NIH Scientists Develop Promising Herpesvirus Drug Candidate

NIH Scientists Develop Promising Herpesvirus Drug Candidate
 

NIH Scientists Develop Promising Herpesvirus Drug Candidate

Blocks Infection and Reactivation in Mice

Scientists at the National Institute of Allergy and Infectious Diseases (NIAID) and National Center for Advancing Translational Sciences, two components of the National Institutes of Health (NIH), have identified key proteins required by two different herpesviruses to initiate infection. Based upon these findings, the groups demonstrated that inhibiting the activities of these proteins with a novel drug blocks herpesvirus infection and reactivation from dormancy.

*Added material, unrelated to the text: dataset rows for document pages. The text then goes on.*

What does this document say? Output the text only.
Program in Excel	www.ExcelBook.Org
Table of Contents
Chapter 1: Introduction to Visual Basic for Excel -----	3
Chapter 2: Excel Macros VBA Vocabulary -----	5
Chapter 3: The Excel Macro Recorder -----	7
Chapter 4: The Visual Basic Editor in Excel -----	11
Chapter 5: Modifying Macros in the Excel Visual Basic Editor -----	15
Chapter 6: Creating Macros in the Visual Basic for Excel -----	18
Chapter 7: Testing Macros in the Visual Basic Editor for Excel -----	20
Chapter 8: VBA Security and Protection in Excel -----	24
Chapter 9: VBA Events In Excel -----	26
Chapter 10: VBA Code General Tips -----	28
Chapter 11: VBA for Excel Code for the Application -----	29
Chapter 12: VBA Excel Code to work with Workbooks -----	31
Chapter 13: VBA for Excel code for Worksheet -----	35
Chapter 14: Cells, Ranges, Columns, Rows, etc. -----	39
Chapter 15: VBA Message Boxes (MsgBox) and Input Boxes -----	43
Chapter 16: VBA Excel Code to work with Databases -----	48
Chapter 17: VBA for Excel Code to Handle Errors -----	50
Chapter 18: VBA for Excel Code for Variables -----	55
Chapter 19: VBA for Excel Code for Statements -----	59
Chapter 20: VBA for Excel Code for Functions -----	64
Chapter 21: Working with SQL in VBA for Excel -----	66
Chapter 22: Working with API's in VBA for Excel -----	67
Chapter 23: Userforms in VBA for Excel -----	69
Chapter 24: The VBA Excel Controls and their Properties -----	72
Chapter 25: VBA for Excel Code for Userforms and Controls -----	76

Sensory ganglia from mice latently infected with herpes simplex virus-1 are stained for reactivating virus. At left, the large red neuron illustrates reactivating virus, and surrounding smaller red cells show the spread of infection from the neuron to support cells. At right, a novel inhibitor, ML324, blocks the virus from reactivating (absence of large red neurons). Credit: NIAID

Background

Eight herpesviruses are known to infect humans. They include herpes simplex virus (HSV) types 1 and 2, which cause oral and genital herpes, and human cytomegalovirus (HCMV), which can cause significant complications in immune-compromised people, such as organ transplant recipients who take anti-rejection drugs. HCMV also is the leading viral cause of birth and developmental defects.
Like all members of the herpesvirus family, these viruses establish life-long dormant infections in people and can reactivate at any time to cause disease.
When a herpesvirus infects a cell, its DNA is wrapped into histone-protein structures, called nucleosomes, that can either enhance or repress the initial stage of infection. Building on work published in 2009, the NIH scientists focused on identifying the cellular enzymes required to prevent these structures from repressing viral gene expression, thus allowing infection to proceed.

Results of Study

The scientists demonstrated that during the early stages of infection, HCMV and HSV-1 require two classes of host enzymes, called LSD1 and JMJD2, to modify the histone structures and activate the first wave of viral gene expression. Depleting either of these host enzymes repressed HSV-1 and HCMV infection. 
In the previous work, NIAID scientists demonstrated that inhibiting LSD1 using a type of anti-depression drug called an MAO inhibitor blocked HSV-1 infection. Therefore, they tested synthetic small-molecule compounds to identify a drug that would inhibit the second group of enzymes, the JMJD2 family. The researchers found that one of these compounds, designated ML324, blocked the infection of HSV-1 or HCMV; blocked the spread of infection when used post-exposure; and blocked the reactivation of HSV-1 from latency in a mouse model.

Significance

Most anti-herpetic treatments used today target late-stage infection. While these drugs are an important advance in the treatment of herpesvirus infections, they do not prevent early-stage infection, which can result in inflammation and tissue damage. These drugs also do not efficiently prevent the transmission of virus to others. In contrast, targeting the initiation stage of infection may prove to be more effective in controlling infection-related tissue damage and transmission. This NIH study provides additional evidence in support of emerging therapeutic strategies that aim to modulate human host proteins to fight infections.
Importantly, as these and potentially other related viruses use common enzymes to initiate infection, such as LSD1 and JMJD2, the novel inhibitors in this study may have the capacity to treat other viral infections.

Next Steps

The scientists are continuing their studies of ML324 in animal models of infection and viral reactivation from latency. Additionally, they are investigating other required host proteins that may also serve as potential targets for antiviral development.

References

Y Liang et al. Targeting the JMJD2 histone demethylases to epigenetically control herpesvirus infection and reactivation from latency. Science Translational Medicine DOI: 10.1126/scitranslmed.3005145, (2013).
Y Liang et al. Inhibition of the histone demethylase LSD1 blocks α-herpesvirus lytic replication and reactivation from latency. Nature Medicine DOI: 10.1038/nm.2051, (2009).